Sunday, July 23rd, 2013: I–75 Southbound, Ohio/Kentucky border
Miles isn’t much in the mood for chit-chat, but he doesn’t try to stop Alicia from talking. She starts talking as soon as she’s buckled into the passenger seat, some kind of gossip she heard from Maci, who’s stuck out in Idaho or Iowa or someplace, and she keeps on talking as Miles follows their parents’ car—Ma’s driving, of course—onto I–75.
“Taylor made me hold the camera while he sung her a song. I told him, we’re in glee club, do we really have to sing everything? But he pointed at me and said, well, yeah. Do you ever sing to people over the Internet, Miles?”
“Uh huh,” Miles responds, not really paying too much mind to what she’s even saying.
“Are you paying any attention to me at all, Miles Brown?” Alicia demands.

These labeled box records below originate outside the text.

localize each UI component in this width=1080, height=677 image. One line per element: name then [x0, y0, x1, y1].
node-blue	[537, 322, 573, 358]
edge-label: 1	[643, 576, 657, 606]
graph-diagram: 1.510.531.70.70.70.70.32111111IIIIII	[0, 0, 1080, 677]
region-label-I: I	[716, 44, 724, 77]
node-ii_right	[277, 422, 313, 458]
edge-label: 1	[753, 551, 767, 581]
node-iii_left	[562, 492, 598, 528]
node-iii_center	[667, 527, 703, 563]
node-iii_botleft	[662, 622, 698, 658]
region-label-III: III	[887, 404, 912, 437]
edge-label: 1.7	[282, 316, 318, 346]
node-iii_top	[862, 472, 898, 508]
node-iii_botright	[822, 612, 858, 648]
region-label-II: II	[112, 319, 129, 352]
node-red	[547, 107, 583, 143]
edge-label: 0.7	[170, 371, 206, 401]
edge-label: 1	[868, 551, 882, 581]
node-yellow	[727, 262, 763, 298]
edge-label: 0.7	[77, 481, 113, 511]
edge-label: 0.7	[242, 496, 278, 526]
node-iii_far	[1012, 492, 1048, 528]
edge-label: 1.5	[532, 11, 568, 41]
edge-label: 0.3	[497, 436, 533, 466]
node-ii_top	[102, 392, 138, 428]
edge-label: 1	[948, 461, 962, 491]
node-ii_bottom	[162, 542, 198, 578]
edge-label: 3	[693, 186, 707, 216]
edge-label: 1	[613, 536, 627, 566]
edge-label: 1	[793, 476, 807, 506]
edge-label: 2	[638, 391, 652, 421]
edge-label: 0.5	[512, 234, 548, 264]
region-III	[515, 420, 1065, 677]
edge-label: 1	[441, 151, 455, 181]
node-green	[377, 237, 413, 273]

“Uh huh,” Miles repeats, then shakes his head a little. “No, wait a second. Huh? What was that last part?”
“Singing on the Internet.” Alicia sighs. “Miles, are you sad to be leaving?”
“Who, me? Sad?” Miles makes that pfft noise Ma makes when she thinks something’s nonsense.
“Mmmhmm, that’s what I said. Just let it out and then move on, I say.”
“Now, why on god’s green earth would I be sad, Alicia Brown?”
“Because you’re packing up and leaving, maybe?” Alicia says, almost incredulously.
“Well, and who wouldn’t be excited about that, leaving Lima behind?” Miles asks. “Isn’t that supposed to be the whole point of college, going on to bigger, better places?”
“Like South Carolina?” Alicia snorts. “I’d be sad, if I was leaving Lima for upstate South Carolina. So you’re not upset at all?”
“Are you kidding, Alicia?” Miles says, giving her the widest, toothiest smile he can manage. "I've got my whole bright future ahead of me."